Decay rarely appears on free, smooth surfaces which are exposed to the rubbing of lips and tongue or the scouring of food, nor among primitive people who live on coarse food that requires a great deal of chewing.
Once a tooth has developed decay, it requires dental care. If a tooth is dead, or so far decayed as to be useless for chewing, it is often best to remove it, but in less advanced cases the dentist can remove the decay and fill the tooth with an inert material which will withstand the stress of biting. As caries can develop without symptoms it is important to visit the dentist regularly so that the decay can be stopped in the early stages.
One of the complaints which may develop from a carious tooth is a gumboil an inflammatory condition associated with the rot of a tooth, which gives a dull throbbing pain and may proceed to an abscess. The first sign is that one tooth may become painful and seem raised above the others. In the early stages the pain may be relieved by tightly clenching the teeth, but in a few days the tooth becomes very tender. Then a thickening forms at the side of the tooth but the pain from this may also be relieved by pressure or by holding a pad of cotton wool or other soft mass between the gum and cheek. After some days the pain lessens and either the swelling subsides or an abscess forms. An abscess is a localized collection of pus - a mixture of dead white blood corpuscles, dead tissue cells and dead bacterial cells.

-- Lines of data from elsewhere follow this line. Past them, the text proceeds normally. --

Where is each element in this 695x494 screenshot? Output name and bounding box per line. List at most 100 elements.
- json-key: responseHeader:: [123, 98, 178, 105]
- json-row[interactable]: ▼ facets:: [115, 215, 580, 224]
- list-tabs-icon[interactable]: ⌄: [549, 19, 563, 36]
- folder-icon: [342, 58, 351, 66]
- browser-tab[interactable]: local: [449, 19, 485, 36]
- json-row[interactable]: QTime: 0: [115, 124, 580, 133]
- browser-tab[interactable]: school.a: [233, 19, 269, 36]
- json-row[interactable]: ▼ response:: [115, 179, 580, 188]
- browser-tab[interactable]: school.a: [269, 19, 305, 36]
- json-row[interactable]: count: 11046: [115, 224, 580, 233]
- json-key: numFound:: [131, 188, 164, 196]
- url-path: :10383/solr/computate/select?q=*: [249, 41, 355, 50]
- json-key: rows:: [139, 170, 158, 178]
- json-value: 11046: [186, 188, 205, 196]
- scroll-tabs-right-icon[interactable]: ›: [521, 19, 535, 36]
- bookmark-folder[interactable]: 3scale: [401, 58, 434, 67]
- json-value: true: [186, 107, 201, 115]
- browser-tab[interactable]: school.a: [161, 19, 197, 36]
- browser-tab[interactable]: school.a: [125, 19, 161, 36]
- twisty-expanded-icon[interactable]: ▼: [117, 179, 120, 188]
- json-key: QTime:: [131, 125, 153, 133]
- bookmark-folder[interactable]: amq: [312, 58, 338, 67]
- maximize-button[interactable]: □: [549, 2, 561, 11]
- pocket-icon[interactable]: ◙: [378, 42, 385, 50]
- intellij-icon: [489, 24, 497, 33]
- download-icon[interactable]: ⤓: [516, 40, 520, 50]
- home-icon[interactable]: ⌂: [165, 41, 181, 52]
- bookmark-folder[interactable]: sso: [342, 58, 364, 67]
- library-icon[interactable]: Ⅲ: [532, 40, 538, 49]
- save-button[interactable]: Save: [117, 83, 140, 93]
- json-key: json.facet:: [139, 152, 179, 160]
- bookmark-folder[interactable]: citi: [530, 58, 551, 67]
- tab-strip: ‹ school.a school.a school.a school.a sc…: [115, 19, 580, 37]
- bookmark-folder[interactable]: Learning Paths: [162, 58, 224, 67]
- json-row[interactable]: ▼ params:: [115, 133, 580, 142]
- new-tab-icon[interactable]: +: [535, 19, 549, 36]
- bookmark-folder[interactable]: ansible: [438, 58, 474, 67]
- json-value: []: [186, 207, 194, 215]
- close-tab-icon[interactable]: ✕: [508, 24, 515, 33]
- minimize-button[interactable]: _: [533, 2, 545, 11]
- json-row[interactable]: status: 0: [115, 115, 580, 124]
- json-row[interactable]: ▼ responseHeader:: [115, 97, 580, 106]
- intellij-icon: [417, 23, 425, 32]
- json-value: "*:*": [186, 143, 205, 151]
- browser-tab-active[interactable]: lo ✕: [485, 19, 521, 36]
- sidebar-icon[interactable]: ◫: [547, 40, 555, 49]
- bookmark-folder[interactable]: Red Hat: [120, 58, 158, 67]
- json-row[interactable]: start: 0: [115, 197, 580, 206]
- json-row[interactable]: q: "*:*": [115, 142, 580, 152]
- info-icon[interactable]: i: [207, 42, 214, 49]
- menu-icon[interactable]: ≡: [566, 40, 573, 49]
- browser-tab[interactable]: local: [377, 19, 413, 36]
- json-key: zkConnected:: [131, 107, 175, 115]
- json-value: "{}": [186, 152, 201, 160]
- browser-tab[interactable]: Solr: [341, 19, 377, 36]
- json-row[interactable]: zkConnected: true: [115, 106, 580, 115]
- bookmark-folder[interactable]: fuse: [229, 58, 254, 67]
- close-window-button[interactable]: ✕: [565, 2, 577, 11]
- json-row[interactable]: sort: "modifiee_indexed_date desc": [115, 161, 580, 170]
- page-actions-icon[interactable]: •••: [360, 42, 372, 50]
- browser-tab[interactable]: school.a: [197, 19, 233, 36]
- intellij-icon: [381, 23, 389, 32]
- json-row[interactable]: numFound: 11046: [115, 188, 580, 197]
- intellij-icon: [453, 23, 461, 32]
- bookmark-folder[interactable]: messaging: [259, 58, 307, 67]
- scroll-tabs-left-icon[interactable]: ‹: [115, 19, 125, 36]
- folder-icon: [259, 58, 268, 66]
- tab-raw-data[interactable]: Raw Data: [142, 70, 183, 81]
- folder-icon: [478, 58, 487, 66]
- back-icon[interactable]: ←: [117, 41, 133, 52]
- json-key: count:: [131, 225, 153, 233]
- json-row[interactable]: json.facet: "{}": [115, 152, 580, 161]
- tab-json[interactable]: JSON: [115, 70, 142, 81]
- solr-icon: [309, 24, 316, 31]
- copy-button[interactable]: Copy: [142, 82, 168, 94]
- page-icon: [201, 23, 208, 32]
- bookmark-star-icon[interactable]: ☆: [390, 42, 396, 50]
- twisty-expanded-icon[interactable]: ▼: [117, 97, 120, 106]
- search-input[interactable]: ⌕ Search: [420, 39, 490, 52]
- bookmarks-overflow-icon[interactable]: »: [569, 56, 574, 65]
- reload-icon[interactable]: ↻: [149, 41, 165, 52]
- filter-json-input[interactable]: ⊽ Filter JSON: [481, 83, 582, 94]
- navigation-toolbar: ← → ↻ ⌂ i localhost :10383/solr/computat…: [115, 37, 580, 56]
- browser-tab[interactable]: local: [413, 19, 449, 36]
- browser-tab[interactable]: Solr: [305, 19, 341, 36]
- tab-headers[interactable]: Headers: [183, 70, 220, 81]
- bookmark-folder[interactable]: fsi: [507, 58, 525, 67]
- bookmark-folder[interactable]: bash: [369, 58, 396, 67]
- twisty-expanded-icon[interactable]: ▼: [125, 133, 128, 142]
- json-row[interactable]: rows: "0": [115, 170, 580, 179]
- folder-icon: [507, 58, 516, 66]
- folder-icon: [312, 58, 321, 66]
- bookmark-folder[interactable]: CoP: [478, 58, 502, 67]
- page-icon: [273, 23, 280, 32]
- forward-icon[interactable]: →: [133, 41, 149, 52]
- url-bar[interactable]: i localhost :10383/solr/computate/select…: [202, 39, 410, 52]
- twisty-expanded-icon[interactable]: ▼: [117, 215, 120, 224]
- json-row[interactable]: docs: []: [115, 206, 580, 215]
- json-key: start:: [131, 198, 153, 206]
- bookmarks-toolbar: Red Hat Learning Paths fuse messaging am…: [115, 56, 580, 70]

There are sensations of warmth, and a general swelling, redness and pain. The abscess later becomes distended, and finally bursts, when the temperature returns to normal and the pain disappears and the small wound heals rapidly. If there is a cavity in the tooth this should first be stopped with a small plug of cotton wool soaked in oil of cloves, or with a mixture of zinc oxide and oil of cloves. If the pain does not go immediately, then the best course is probably to remove the tooth. The inflammation can be relieved in the early stages by painting the gum with tincture of iodine (iodine dissolved in alcohol) , and if the swelling is considerable the gum must be scarified down to the bone on the outer side between the gum and the cheek. Speed of treatment is essential here if the skin is becoming red all over, as this is a sign that the abscess is likely to burst through the cheek and leave an unsightly scar.
Bleeding from the gums can result from a number of conditions, of which the usual ones are inflammation of the gums, or gingivitis, and pyorrhea, also called periodontal disease. Gingivitis is a chronic disease which occurs more often in later life and is more common in women than in men. The gums are congested and often bleed during chewing or brushing. They are also very tender, and a deposit of tartar collects on the teeth.
Later the gums waste away and shrink at the margins, leaving the necks of the teeth exposed. Indigestion, diarrhea and anemia are common side effects of this disease. Pyorrhea is thought to be caused by inadequate roughage in the diet and inadequate care of the teeth. This causes an excessive deposit of tartar and a proliferation of bacteria on the teeth, which in turn lead to ulceration and inflammation of the gums. The effects of the condition are related to the general health of the individual, and it becomes worse if the person has another disease. It also worsens somewhat during pregnancy. Pain is not a feature of periodontal disease, but there may be an unpleasant taste in the mouth and bad breath, and, in the later stages, bleeding gums and discharge of pus.
Careful hygiene of the mouth is the best cure of these diseases, although at one time the wholesale removal of teeth was practiced as a cure for pyorrhea. Removal of tartar and regular use of an antiseptic mouthwash are both useful. Cleaning the teeth is vital to health; and regular visits to the dentist are a must.